社説

  • 印刷

 安倍晋三首相が自民党総裁選で連続3選を果たし、内閣改造と党役員人事を終えた。秋の臨時国会の焦点となるのが、首相が意欲を示す党改憲案提出の動きである。

 「いよいよ憲法改正に取り組む」。総裁選に続く先月の党両院議員総会で、首相はこう決意を述べた。おとといの記者会見では、具体的な改正条文を示して連立与党の公明党や国民の理解を得る考えを強調した。

 改憲は、首相にとって年来の「悲願」とされる。最後の3年の総裁任期を迎え、期するところがあるようだ。

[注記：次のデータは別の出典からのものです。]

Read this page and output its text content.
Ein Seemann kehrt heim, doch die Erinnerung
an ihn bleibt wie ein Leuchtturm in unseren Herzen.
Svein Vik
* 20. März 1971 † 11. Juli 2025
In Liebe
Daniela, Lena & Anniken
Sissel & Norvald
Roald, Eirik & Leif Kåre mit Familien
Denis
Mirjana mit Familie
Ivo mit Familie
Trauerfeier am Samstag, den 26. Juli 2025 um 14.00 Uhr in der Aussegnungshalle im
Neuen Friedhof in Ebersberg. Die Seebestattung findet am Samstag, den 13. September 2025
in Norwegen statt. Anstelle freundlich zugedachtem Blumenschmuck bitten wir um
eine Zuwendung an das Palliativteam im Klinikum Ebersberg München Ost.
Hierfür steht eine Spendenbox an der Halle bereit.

 東京五輪・パラリンピック開催の年に新憲法を施行する意向を昨年、表明している。国民投票を含めたスケジュールを頭に描いているとみていい。

 だが、改憲は社会保障や経済対策などと比べて緊急度の高い課題とは言いがたい。国民の多くは首相の姿勢に懐疑的だ。数の力で押し通せば対立と混乱を深める事態になるだろう。

 いくら個人の思いは強くても、政権運営とは一線を画するべきだ。国政の最高責任者として節度ある対応を求めたい。

 首相は「改憲は党是」と述べてきた。確かに2010年の自民党の綱領には「新憲法の制定を目指す」とある。ただし、後半に列挙された政策目標の一つで、「新しい憲法の制定」を冒頭に掲げた05年の「新綱領」からは後退した印象を受ける。

 党の憲法草案を公表したが、改憲を急ぐ首相の考えを全員が支持しているわけではない。総裁選では石破茂元幹事長が首相の姿勢を批判し、党内論議が不十分な段階での拙速を戒めた。

 首相が掲げるのは「戦争放棄」などを定めた憲法9条を残して、自衛隊の存在を明記する案だ。自衛隊の違憲論議に終止符を打つためとするが、9条改正への反発をかわして改憲にこぎつける狙いが見て取れる。

 しかし、総裁選後の共同通信の世論調査では、臨時国会での改憲案提出に51%が反対している。「国民の理解がないまま国民投票にかけてはいけない」という石破氏の言葉は正論である。憲法のあり方については、先を急がずじっくりと議論したい。前のめりは禁物だ。